Pumps do have useful features that take advantage of the hourly short acting dosing system i.e. that it is easy to reduce insulin for activity or to increase it quickly when you are ill or stressed for example or extended doses that help you deal with the pizza (fatty and carby meal) problem! But it is still exogenous insulin so if you are eating standard carby diet you will get spikes of longer duration unless you are great at the timing of the dose and live a life when meal timing is totally under your control!
The negatives are around the mechanics of changing the set 3 x weekly , blocked canula, pumps running out of battery charge etc. This hasn't happened to me a lot but the more organised I am about timely site changes the better the thing works!
So are you an organised person who likes to pay attention to detail? Or are you thinking a pump will make blood glucose control better (no evidence for this in studies apparently!) or just make life easier with less highs and lows ? To the latter point I'd say that although my initial blood glucose control hba1c wasn't much lower, I did find my ride on the bg rollercoaster was smoother.

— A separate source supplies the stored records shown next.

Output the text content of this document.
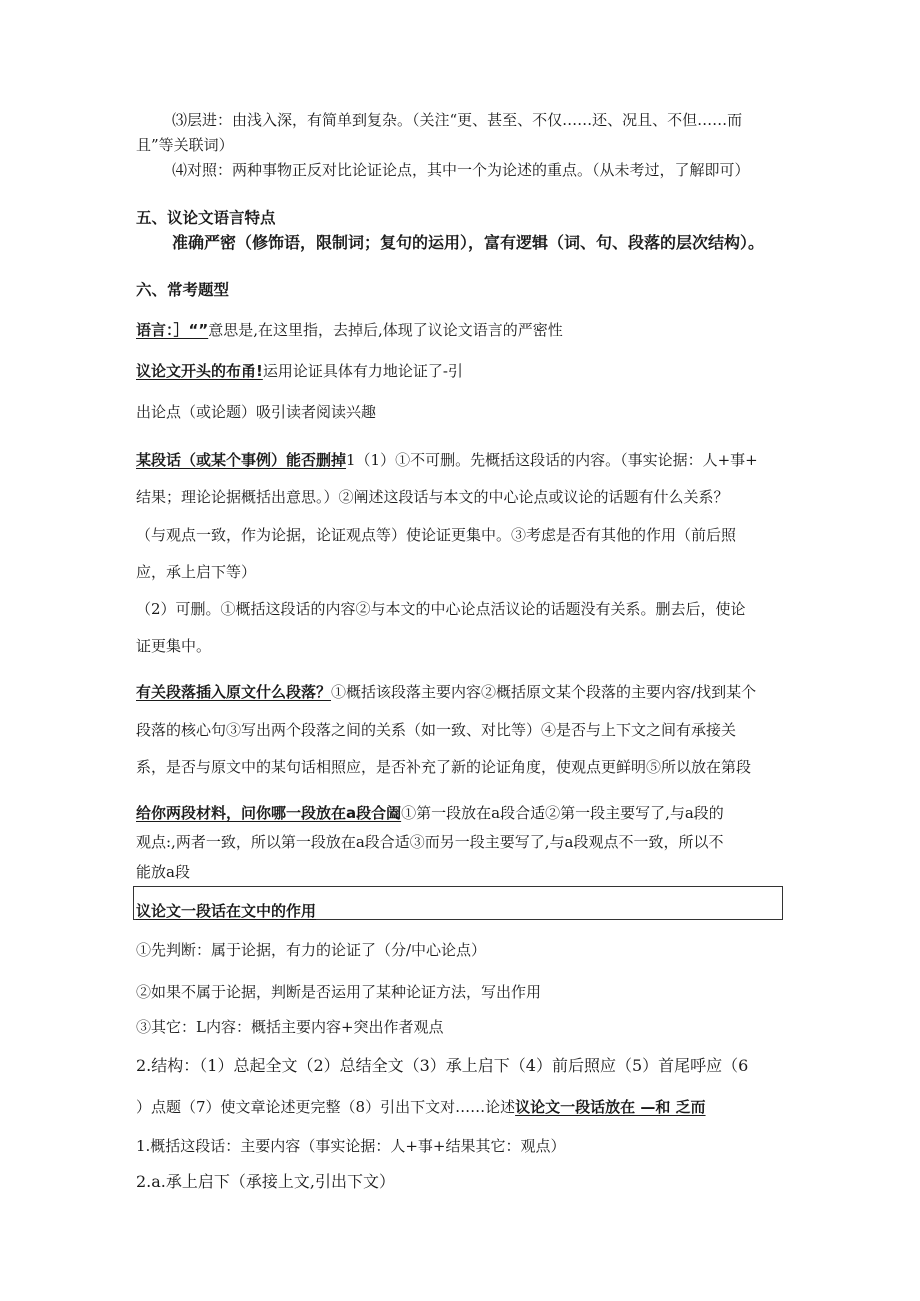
⑶层进：由浅入深，有简单到复杂。（关注“更、甚至、不仅……还、况且、不但……而
且”等关联词）
⑷对照：两种事物正反对比论证论点，其中一个为论述的重点。（从未考过，了解即可）
五、议论文语言特点
准确严密（修饰语，限制词；复句的运用），富有逻辑（词、句、段落的层次结构）。
六、常考题型
语言：］“”意思是,在这里指，去掉后,体现了议论文语言的严密性
议论文开头的布甬!运用论证具体有力地论证了-引
出论点（或论题）吸引读者阅读兴趣
某段话（或某个事例）能否删掉1（1）①不可删。先概括这段话的内容。（事实论据：人+事+
结果；理论论据概括出意思。）②阐述这段话与本文的中心论点或议论的话题有什么关系？
（与观点一致，作为论据，论证观点等）使论证更集中。③考虑是否有其他的作用（前后照
应，承上启下等）
（2）可删。①概括这段话的内容②与本文的中心论点活议论的话题没有关系。删去后，使论
证更集中。
有关段落插入原文什么段落？①概括该段落主要内容②概括原文某个段落的主要内容/找到某个
段落的核心句③写出两个段落之间的关系（如一致、对比等）④是否与上下文之间有承接关
系，是否与原文中的某句话相照应，是否补充了新的论证角度，使观点更鲜明⑤所以放在第段
给你两段材料，问你哪一段放在a段合阖①第一段放在a段合适②第一段主要写了,与a段的
观点:,两者一致，所以第一段放在a段合适③而另一段主要写了,与a段观点不一致，所以不
能放a段
议论文一段话在文中的作用
①先判断：属于论据，有力的论证了（分/中心论点）
②如果不属于论据，判断是否运用了某种论证方法，写出作用
③其它：L内容：概括主要内容+突出作者观点
2.结构：（1）总起全文（2）总结全文（3）承上启下（4）前后照应（5）首尾呼应（6
）点题（7）使文章论述更完整（8）引出下文对……论述议论文一段话放在 —和 乏而
1.概括这段话：主要内容（事实论据：人+事+结果其它：观点）
2.a.承上启下（承接上文,引出下文）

Lastly if you hang on the tech may improve in the direction of closed looping . This has been a game changer for me because my pump is getting readings from my glucose sensor and making minute background changes. I still have to have a low carb diet for good control and I'd recommend that any type 1 thinks about that for the reasons I mention above re carb counting but just because it is healthier!
 
I'm going to assume you are a type 1? I suppose if you get a loop pump then a CGM comes with it. But otherwise I recommend getting a cgm first. It makes having a pump a lot easier. I love my pump and would really hate going back to MDI. It makes dosing easier, it's not that I minded shots, I don't, but I just didn't want to bother making small corrections or dosing more than once for a meal. With a pump, it's a press of a button and you can give a correction dose, or extend your bolus over time.You can set a different basal rate for night. Reduce your basal rate when you exercise. They are wonderful things! My control improved with one.

Given that they are not for everyone. It's a trade off. They do take some work, just different work. A lot of people call it tethered to a pump. Because unlike a bolus shot you might just have given with your meal or your one basal shot. A pump is tied to you all day. I know I pay way more attention to my pump than I paid attention when I gave shots. You can have set or pod failures and get no insulin. Most of us carry back up replacement infusion sets or pods and a pen just in case. Because if they fail, which means even knocking it loose, you aren't getting any insulin and that can get bad pretty quickly.

But even with any downsides, I absolutely love my Omnipod pump! It's driving me a little nuts sometimes as I'm having streaks of more pod failures, but I still love it!